The most important thing in such games is the plot, and it is not bad in general, and in some places even cool: the intrigue is kept until the end. I was very pleased with the absence of mysticism, which is now in trend in this genre. The narration follows the right rhythm, and this rhythm changes from chapter to chapter - great respect to director James Tinsdale. The storyline makes sense. The characters are lively and non-cartoonish. The atmosphere is deep and viscous. The graphic style of levels is conistent, the narrative through the environment - deserves only praise. The graphics is a sight to behold, even by UE5 standards The horror in the game is also cool: no scrimmers, no body mutilation - in short, no pops, but it is really scary.

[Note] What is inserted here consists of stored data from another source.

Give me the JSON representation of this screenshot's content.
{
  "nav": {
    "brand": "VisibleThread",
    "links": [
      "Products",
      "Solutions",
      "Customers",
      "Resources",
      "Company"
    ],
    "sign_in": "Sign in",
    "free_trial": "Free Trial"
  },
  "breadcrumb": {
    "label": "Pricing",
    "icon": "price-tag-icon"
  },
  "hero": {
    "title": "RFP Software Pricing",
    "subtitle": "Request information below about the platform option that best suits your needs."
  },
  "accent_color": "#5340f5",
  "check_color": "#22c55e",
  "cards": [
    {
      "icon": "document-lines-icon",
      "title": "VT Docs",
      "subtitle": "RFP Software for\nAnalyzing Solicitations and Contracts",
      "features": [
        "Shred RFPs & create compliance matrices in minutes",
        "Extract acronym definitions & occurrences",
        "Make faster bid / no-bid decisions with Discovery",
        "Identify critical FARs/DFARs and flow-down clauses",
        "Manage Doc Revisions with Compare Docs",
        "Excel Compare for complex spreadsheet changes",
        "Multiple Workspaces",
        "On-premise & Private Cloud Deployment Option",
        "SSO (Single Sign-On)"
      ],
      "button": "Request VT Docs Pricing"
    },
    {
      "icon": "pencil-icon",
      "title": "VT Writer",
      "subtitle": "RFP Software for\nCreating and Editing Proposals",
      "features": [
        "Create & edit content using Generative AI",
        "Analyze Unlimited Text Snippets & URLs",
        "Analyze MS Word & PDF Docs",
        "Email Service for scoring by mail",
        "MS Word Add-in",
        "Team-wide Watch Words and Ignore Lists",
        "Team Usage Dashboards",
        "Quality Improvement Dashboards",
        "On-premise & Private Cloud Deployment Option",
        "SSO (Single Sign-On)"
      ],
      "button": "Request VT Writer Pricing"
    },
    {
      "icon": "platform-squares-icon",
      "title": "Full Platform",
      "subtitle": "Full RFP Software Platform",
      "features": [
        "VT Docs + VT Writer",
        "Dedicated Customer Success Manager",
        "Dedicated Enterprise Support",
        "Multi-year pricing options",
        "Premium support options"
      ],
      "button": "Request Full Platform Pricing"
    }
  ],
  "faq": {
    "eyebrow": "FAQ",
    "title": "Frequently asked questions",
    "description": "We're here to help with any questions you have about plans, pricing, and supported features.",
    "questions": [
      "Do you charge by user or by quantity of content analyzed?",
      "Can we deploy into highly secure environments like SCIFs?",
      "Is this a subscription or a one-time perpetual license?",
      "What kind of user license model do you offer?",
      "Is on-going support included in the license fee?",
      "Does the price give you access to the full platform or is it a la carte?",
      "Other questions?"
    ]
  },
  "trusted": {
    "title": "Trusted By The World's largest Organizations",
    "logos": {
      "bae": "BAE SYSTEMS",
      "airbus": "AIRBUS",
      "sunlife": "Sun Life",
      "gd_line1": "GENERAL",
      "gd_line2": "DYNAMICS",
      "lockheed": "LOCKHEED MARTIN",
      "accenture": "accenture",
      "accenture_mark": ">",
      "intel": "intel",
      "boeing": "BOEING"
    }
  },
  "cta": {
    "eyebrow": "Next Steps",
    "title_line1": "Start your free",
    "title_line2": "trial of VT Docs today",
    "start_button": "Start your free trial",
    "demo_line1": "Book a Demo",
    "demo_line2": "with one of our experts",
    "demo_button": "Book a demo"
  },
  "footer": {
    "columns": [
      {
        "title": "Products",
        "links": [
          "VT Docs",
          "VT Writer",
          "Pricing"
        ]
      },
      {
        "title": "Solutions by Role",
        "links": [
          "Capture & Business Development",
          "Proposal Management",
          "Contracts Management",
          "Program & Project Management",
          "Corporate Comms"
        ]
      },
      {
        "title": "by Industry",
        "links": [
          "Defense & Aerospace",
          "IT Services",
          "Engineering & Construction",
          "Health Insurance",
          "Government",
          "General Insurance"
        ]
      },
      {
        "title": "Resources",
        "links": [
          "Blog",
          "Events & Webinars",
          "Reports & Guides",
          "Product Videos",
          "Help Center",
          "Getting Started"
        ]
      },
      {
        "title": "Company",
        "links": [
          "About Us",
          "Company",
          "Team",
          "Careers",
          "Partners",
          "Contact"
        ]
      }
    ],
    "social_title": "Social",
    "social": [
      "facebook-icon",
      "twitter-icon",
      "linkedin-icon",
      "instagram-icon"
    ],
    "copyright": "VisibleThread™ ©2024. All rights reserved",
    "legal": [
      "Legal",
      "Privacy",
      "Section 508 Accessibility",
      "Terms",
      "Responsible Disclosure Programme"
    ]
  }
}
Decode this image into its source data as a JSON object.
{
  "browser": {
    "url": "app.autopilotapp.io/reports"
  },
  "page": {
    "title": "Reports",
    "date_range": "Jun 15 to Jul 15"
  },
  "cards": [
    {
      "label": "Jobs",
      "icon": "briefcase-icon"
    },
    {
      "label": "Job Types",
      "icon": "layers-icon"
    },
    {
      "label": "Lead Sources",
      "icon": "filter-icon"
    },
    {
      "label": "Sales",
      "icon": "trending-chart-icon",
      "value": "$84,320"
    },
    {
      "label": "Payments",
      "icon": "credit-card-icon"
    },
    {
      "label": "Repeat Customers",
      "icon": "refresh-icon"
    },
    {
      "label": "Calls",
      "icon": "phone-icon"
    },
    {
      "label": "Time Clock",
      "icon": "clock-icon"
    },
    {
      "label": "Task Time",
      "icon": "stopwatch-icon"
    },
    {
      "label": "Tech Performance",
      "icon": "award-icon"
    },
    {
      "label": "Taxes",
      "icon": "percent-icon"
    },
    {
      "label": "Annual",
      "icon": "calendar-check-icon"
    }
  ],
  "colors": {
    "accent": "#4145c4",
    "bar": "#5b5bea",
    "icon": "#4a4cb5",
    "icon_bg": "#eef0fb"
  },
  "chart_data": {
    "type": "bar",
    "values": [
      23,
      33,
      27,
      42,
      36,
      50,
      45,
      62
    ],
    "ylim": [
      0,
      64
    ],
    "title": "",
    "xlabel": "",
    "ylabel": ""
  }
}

The events are linear, but the levels are not a straight line, and allow a minimum freedom and therefore linearity is not the main disadvantage. 

It would seem - here is a new leader of the genre, ready to eclipse Firewatch, The Wanishing of Ethan Carter and all the others, what could possibly go wrong? The authors missed literally two things. 

Firstly, in a walk simulator it should be pleasant to walk. But here the characters walk in a staggered manner without the possibility to run. I think, the developers wanted players not to run through the story in two hours. But not at such a cost! It was so annoying that instead of exploring the levels, I was busy calculating the shortest possible travel route. Another important part of walking simulators is the ability to admire your surroundings. But here the character in the frame gets in the way, and there is no camera or "zoom" button. 

Second, a huge problem concerns the responsiveness of the controls. When the player presses a button, the character model performs the action as naturally and unhurriedly as possible - the creators achieved that the video sequence on the screen does not contain game conventions. Characters walk, turn and open doors as cinematically as possible. But when the player presses a button, and the effect happens only after half a second, the effect of presence is lost. Completely. Responsiveness is extremely important, and even a 1/30 sec. delay is a lot, and with lag like this.... 

Because of these two points, Fort Solis doesn't feel like a game running on your computer. There's no feel of immersion, no feel of influence on what's going on, it more like watching a video. This could have been remedied by plot forks a-la Detroit: Become Human, but there are none either.

 I could make another complaint about the QTE, but there are very few scenes with them, and they didn't manage to annoy. 

In short, for the sake of direction and plot I recommend it, but think of it as a movie and keep your expectations down.